Vecihi Hürkuş

Edirne’ye yanlışlıkla inen bir yolcu uçağını almakla görevlendirilir. Hizmeti karşılığı uçağa adı verilince, uçak inşa etmek düşünceleri canlanır.
1924’te ganimet olarak Yunanlılardan ele geçen motorlardan yararlanarak ilk uçağı Vecihi K VI’yı imal eder.Bu kadarla kalır mı daha burnundan getirmeden nereye(!)... Ancak uçuş müsaadesini bir türlü alamaz. Heyetten kimse uçağı uçuramayınca 28 Ocak 1925’te ilk uçuşunu yapar ve izinsiz uçtuğu için cezalandırılınca, Hava Kuvvetleri’nden istifa eder.

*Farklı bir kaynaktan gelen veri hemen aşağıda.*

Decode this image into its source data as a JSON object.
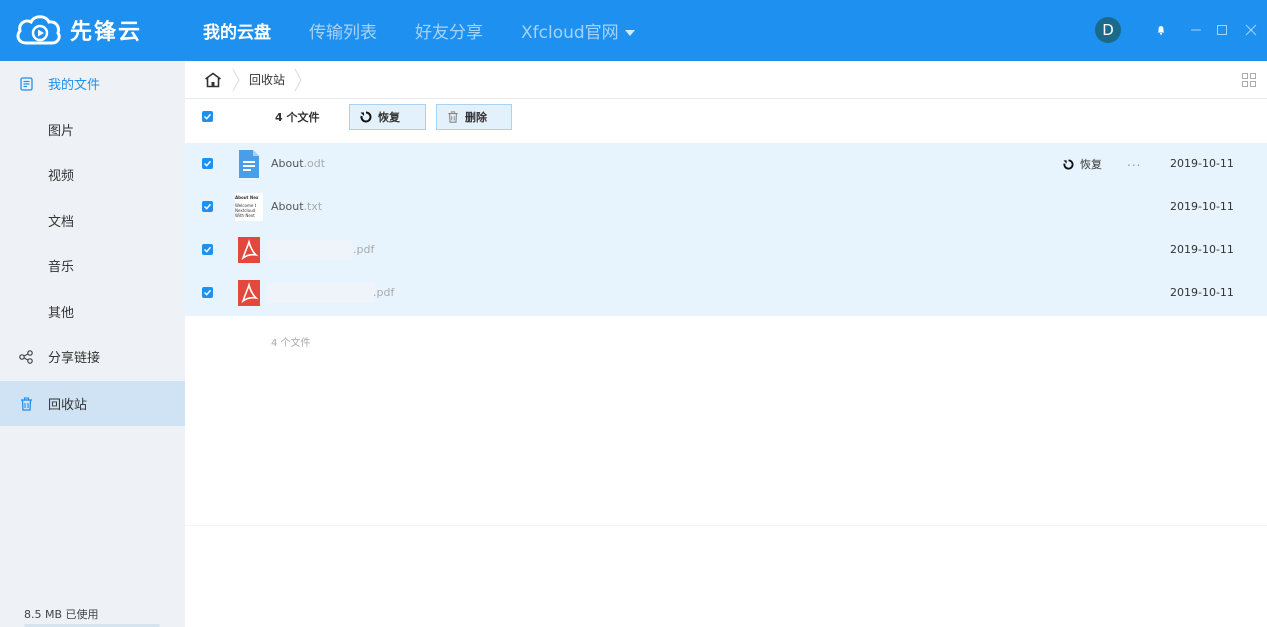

Pes etmeyen ve bu özelliğinin de örnek alınması gerektiğini düşündüğüm Vecihi, 1930’da Kadıköy’de bir keresteci dükkanını kiralayarak, 3 ay içinde ilk Türk sivil uçağını, aslında ikinci uçağı Vecihi K-XIV uçağını inşa eder.. İlk uçuşunu 16 Eylül 1930’da Kadıköy Fikirtepe’de büyük bir kalabalık ve basın topluluğu karşısında yapar. iki kişilik, tek motorlu spor ve eğitim uçağı ile tam 15 dk hava da süzülen Hürkuş yere indiğinde kalabalığın coşkusu ile karşılaşır. Hak ettiği değeri sonunda bulmuş olmanın verdiği gurur ve mutlulukla Ankara'ya uçarak orada da devlet erkanına bir gösteri yapar.Uçabilirlik Sertifikası için İktisat Bakanlığına başvurmuş, 14 Ekim 1930'da “Tayyarenin teknik vasıflarını tespit edecek kimse bulunmadığından gereken vesika verilmemiştir” cevabını almış. Hürkuş, bunun üzerine bakanlık nezdinde yapılan girişimler sonucu uçağa istenen belgenin alınması amacıyla uçağı sökerek demiryollarından kiraladığı vagonla Çekoslovakya’ya gönderilmesi için müsaade almıştır. Hürkuş, 6 Aralık 1930’da Prag’a geldiğinde henüz tayyare gelmemişti. Tayyareye ait statik raporu gibi resmi evrak önce Çek diline çevrilmiş, uçak gelince tekrar monte edilerek uçağın malzemeleri ve her türlü teknik kontrolü yapıldıktan sonra uçuşu istenmiş. Her türlü uçuş şekilleri ile uçuşun kontrolü tamamlanmıştır.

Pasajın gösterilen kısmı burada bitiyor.